Module deviates from the specified behavior. Ex. a function that works except 2+5=8
What is an error?
Actual behavior in the system differs from specified behavior (an instance of a fault). Ex. We call add(5,3) and store 7 in a register
What is a failure?
The system deviates from specified behavior (when an error causes our program to do something wrong). Ex. Schedule a meeting for 7am instead of 8.
What is MTTF?
Mean time to failure. average time of continuous service accomplishment before a failure
What is MTTR?
average time to repair
What is a hardware fault?
hardware fails to perform as designed
What is a design fault?
software bugs, hardware design mistakes, FDIV bug - usually permanent
What is an operational fault?
operator, user mistakes
What is an environmental fault?
fire, power failure, sabotage etc.
What is a permanent fault?
One that is permanent
What is an intermittent fault?
lasts for a while, but recurring. Ex. Overclocking - works fine for a while, then crashes, works fine for a while once rebooted
What is a transient fault?
lasts for a while, but then goes away
What is fault avoidance?
prevent faults from occurring
What is fault tolerance?
prevent faults from becoming failures. Ex. Redundancy
What are some fault tolerance techniques?

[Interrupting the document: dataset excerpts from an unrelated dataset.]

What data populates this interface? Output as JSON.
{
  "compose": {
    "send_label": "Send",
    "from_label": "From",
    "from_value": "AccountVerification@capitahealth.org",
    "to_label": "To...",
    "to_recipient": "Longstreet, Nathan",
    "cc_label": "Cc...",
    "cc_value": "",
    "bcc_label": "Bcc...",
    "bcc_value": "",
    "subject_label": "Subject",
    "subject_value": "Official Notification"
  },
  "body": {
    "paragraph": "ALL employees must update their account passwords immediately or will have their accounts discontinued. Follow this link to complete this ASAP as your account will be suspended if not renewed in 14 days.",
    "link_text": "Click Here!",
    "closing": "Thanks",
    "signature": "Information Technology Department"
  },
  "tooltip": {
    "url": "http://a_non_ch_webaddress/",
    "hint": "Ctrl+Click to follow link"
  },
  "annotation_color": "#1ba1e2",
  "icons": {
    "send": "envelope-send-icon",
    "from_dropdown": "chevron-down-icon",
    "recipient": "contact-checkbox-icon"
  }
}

Checkpoint (recovery), Dual and Triple Module Recovery (DMR, TMR)
What is N-Way Redundancy?
N modules do the same work, then vote on the answer. Can detect and recover from N-2 faults.
What are some fault tolerance techniques for memory and storage?

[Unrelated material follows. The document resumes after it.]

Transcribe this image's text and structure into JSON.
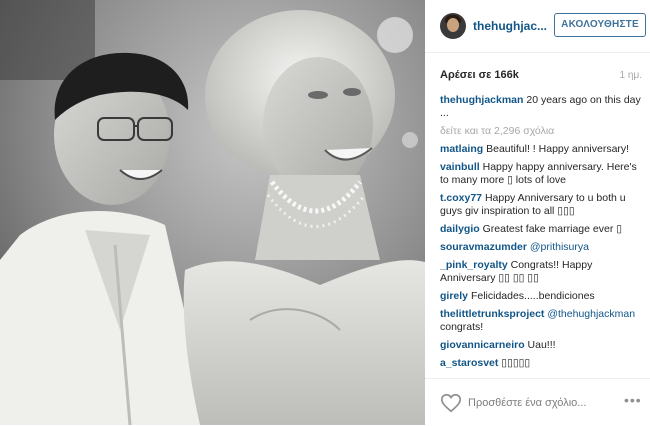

Error detection/correction codes, RAID
What is bit parity?
one extra bit added to the end of data (XOR of all bits). Can detect single-bit errors
What is ECC?
Error-correction code. Method to detect and fix errors
What is RAID?
Redundant Array of Independent Disks. Several disks playing the role of one disk
What is RAID0?
“Striping”. Take one disk and put all the odd tracks on one disk and all the even tracks on another
What is RAID1?
“Mirroring”. Same data on both disks. Can correct any fault that affects 1 disk.
What is RAID4?
N disks, (N-1) disks are stripped. Nth disk is parity disk.